Insieme alla crisi del movimento operaio, gli anni ‘70 hanno lasciato un nodo politico irrisolto. La filosofia postmoderna e foucaultiana, erede della lettura di Friedrich Nietzsche, all’idea di “lotta di classe” e di “rivoluzione” ha presto sostituito una politica delle differenze: l’emergere di nuove soggettività, di nuovi movimenti – femminista, antirazzista, ecologista –, ognuno portatore di una propria esperienza, di una propria lotta identitaria.
Ma – ed è qui che sta il nodo irrisolto – la molteplicità delle lotte, espressione di forme reali di liberazione, non riesce ad assumere una funzione politica collettiva che sia davvero antagonista.

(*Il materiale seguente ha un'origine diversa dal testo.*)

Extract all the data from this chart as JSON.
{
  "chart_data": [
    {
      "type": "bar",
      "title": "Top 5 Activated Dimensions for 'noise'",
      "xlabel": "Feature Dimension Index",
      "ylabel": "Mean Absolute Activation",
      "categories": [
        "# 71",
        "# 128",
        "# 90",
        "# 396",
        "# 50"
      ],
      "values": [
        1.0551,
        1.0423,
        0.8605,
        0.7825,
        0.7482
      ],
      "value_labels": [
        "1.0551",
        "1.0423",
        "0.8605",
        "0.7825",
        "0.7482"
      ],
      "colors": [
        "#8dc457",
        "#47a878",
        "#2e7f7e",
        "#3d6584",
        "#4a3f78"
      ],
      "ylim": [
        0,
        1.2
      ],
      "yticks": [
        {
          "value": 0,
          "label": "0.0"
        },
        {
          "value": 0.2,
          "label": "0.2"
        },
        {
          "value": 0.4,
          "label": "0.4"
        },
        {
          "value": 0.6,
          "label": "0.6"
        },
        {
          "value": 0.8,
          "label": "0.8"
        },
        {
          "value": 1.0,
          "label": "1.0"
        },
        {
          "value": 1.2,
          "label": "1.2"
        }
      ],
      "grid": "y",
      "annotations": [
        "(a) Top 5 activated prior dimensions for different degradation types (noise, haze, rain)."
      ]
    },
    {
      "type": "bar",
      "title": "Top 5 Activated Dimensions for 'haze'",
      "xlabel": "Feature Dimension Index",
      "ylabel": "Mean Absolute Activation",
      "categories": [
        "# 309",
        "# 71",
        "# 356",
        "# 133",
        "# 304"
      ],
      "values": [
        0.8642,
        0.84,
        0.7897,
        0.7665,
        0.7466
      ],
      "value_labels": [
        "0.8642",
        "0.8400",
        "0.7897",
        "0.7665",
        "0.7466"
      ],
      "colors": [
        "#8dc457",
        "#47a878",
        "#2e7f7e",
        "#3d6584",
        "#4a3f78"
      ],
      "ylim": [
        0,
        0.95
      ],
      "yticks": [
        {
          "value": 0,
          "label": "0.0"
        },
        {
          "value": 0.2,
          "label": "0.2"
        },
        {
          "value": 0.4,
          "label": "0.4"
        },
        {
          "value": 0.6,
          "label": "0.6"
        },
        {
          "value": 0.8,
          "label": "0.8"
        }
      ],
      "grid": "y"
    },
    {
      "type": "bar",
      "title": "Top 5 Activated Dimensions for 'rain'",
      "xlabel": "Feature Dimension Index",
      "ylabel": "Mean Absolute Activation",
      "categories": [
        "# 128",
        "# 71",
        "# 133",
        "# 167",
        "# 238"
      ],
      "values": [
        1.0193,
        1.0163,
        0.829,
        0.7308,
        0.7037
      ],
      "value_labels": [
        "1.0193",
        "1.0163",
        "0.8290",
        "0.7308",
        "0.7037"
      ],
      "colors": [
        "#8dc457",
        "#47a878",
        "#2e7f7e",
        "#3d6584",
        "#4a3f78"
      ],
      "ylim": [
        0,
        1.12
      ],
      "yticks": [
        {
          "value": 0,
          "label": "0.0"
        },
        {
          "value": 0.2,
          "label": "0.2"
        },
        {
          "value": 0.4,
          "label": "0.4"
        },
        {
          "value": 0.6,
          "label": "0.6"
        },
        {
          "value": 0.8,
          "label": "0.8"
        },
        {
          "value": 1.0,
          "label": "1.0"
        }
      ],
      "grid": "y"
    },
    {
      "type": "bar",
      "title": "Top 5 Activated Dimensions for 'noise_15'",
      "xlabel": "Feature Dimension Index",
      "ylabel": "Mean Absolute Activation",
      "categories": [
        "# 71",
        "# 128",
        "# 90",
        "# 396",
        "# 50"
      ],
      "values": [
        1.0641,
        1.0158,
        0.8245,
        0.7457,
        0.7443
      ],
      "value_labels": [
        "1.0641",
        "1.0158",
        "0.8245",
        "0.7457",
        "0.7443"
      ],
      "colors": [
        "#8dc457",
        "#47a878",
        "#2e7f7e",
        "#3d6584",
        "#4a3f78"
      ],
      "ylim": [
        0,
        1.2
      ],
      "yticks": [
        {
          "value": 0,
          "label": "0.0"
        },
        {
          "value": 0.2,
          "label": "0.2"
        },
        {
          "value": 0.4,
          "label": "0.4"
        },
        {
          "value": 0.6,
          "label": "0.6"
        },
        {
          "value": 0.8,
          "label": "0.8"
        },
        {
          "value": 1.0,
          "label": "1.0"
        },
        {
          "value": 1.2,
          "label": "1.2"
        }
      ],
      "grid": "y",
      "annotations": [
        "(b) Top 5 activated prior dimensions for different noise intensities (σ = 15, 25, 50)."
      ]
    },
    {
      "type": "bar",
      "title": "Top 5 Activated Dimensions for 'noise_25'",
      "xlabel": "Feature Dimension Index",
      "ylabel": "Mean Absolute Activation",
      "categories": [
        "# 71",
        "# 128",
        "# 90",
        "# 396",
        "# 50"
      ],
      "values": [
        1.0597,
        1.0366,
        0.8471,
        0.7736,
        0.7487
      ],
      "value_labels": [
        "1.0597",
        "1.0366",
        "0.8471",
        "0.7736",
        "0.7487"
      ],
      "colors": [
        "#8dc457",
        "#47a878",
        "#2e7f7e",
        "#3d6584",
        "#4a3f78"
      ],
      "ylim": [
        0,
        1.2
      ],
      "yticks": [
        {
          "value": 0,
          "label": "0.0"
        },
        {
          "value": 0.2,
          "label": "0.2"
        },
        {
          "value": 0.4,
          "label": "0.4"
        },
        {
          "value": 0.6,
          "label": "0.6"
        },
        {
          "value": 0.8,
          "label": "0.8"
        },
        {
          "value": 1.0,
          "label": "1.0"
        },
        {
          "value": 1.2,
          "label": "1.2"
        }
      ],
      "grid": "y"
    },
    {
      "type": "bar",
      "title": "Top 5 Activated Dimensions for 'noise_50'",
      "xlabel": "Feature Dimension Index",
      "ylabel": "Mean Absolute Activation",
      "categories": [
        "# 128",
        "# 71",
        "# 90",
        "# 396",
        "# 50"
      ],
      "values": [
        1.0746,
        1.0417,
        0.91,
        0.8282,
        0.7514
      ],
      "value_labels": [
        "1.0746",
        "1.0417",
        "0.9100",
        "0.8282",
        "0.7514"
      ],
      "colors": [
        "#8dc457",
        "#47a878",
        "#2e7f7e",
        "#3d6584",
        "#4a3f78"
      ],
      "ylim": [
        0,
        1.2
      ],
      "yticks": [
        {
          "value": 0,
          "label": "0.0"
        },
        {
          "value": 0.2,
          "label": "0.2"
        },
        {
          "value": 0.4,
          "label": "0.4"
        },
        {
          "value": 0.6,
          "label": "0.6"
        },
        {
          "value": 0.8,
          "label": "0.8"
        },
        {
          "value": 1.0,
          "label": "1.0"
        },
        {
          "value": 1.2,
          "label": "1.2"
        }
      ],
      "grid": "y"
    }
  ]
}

Per Maurizio Lazzarato, il problema non risiede tanto nel riconoscere la molteplicità dei soggetti emergenti da relazioni di potere diffuse e orizzontali, quanto nel capire che si è smarrita una visione strategica del conflitto, cioè la chiave per comprendere come funziona davvero il dominio capitalistico. (Vedere anche video successivo – Cena N° 108: 7. La paura del «due» o dell’inattualità di una conflittualità «armata»?, qui)
Il punto chiave è la verticalità dei rapporti di forza: è questa che fa del capitalismo un processo totalizzante di sfruttamento: capace di organizzare le differenze sociali – unificandole e allo stesso tempo separandole – per trasformarle in disuguaglianze. Ma mentre la violenza sistemica del capitalismo – una violenza propriamente “politica” – tende a rendersi invisibile, l’individualizzazione neoliberale – che riduce gli individui a soggetti isolati, “atomizzati” – svuota la politica, rendendola incapace di trasformare le molteplici istanze di emancipazione in una forza comune.
La questione è allora per Maurizio Lazzarato: come pensare una politica che tenga insieme la molteplicità delle differenze, senza annullarle, e la centralità del conflitto strutturale che attraversa la «totalità divisa» (e divisiva) del capitale?